Experiencing severe deprivation and neglect in childhood can have a lasting psychological impact into early adulthood, according to a unique study conducted at the University of Southampton, which has followed the mental health of a group of children adopted from Romanian institutions to UK families in the 1990s.
Published in The Lancet, this is the first large-scale study to follow a group of children who were subjected to extreme deprivation into adulthood, tracking how their mental health and cognition has developed as a result.
The English and Romanian Adoptees study is a collaborative study between the University of Southampton and King’s College London and began shortly after the fall of the communist regime in Romania. Children living in institutions were subjected to extremely poor hygiene, insufficient food, little personalised care and no social or cognitive stimulation. The study, running since 1990, analyses the mental health of 165 children who spent time in Romanian institutions and who were adopted by families in the UK between the ages of two weeks and 43 months. In the UK, they joined socioeconomically advantaged, stable, caring and supportive families.
Comparing against 52 children adopted within the UK, the study has followed them throughout their childhood using questionnaires, IQ tests and interviews with the children and their parents to analyse social, emotional and cognitive outcomes at ages 6, 11 and 15.
The latest part of the study, led by Professor Edmund Sonuga-Barke while he was at the University of Southampton (Dr Jana Kreppner is now the Southampton academic lead), followed the adoptees to ages 22 to 25 years old. It includes around three-quarters of the original adoptees – 39 UK adoptees, 50 Romanian adoptees who had spent less than six months in an institution as children and 72 who had spent over six months.
The researchers found that the amount of time spent in a Romanian institution was an important marker of children’s future mental health. Romanian adoptees who had spent less than six months had similar rates of mental health symptoms as UK adoptees. However, adoptees who had spent more time in the institutions had higher rates of social, emotional and cognitive problems throughout their lives.
People who had lived in Romanian institutions for more than six months as children had higher rates of social problems including autistic features, difficulties engaging with others, inattention and overactivity which persisted from childhood into adulthood. They were also three to four times more likely to experience emotional problems as adults, and had lower educational attainment and employment rates than the other UK and Romanian adoptees. This all despite living in strong and supportive families for over 20 years.
As children, more adoptees who lived in Romanian institutions for over six months had an IQ of less than 80, but this recovered within normal levels (an IQ of 90 or above) by early adulthood, suggesting developmental delays but no permanent impact on general cognitive abilities.
Additionally, one in five (21 per cent, 15 children) adoptees who spent over six months in Romanian institutions did not experience any mental health problems throughout their lives. The next steps of the research will involve an in-depth genetic analysis of the most exposed adoptees who did not develop mental health problems to distinguish whether genetic and epigenetic differences contribute to resilience.
“Being exposed to very severe conditions in childhood can be associated with lasting and deep-seated social, emotional and cognitive problems, which are complex and vary over time,” said lead author Professor Sonuga-Barke, who is now at King’s College London.

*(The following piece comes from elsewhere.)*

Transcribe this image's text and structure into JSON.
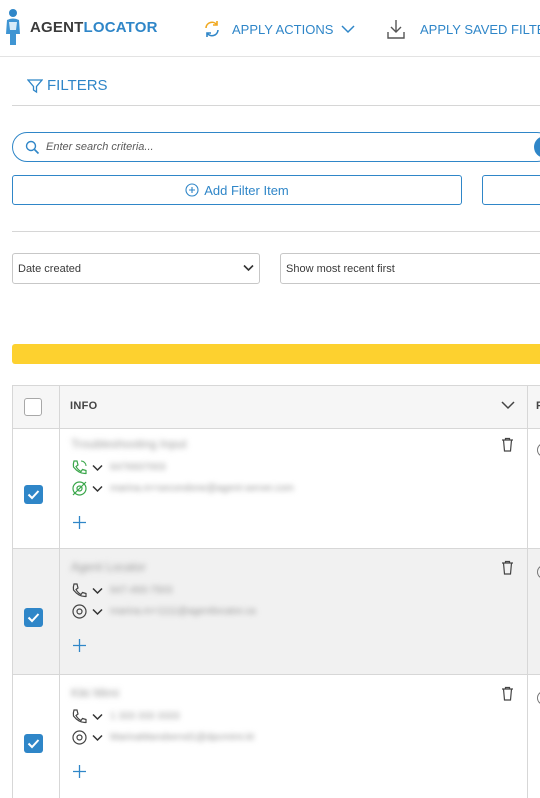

“This highlights the importance of assessing patients from deprived backgrounds when providing mental health support and carefully planning care when these patients transfer from child to adult mental health care. Although focussed on children adopted from Romanian institutions in the early 1990s, our findings may also be relevant to large numbers of children who are still exposed to abusive or neglectful conditions around the world.”
Because the children were different ages when they entered institutions and lived there for different amounts of time, the study could not determine whether there is a window during childhood development when children may be more or less likely to be affected by deprivation. In addition, it cannot control for other early risk factors affecting the child’s mental health, such as maternal smoking or substance abuse during pregnancy, but the authors argue that there are unlikely to be significant differences among the two groups of Romanian adoptees.
Writing in a linked Comment, Professor Frank Verhulst, Erasmus University Medical Centre, The Netherlands, said: “Whatever the underlying mechanisms, the findings of Sonuga-Barke and colleagues’ study elegantly support the rule of the earlier the better for improving the caregiving environment for young children whose basic needs are profoundly violated. This finding is true for millions of children around the world who are exposed to war, terrorism, violence, or mass migration. As a consequence, many young children face trauma, displacement, homelessness, or family disruption.”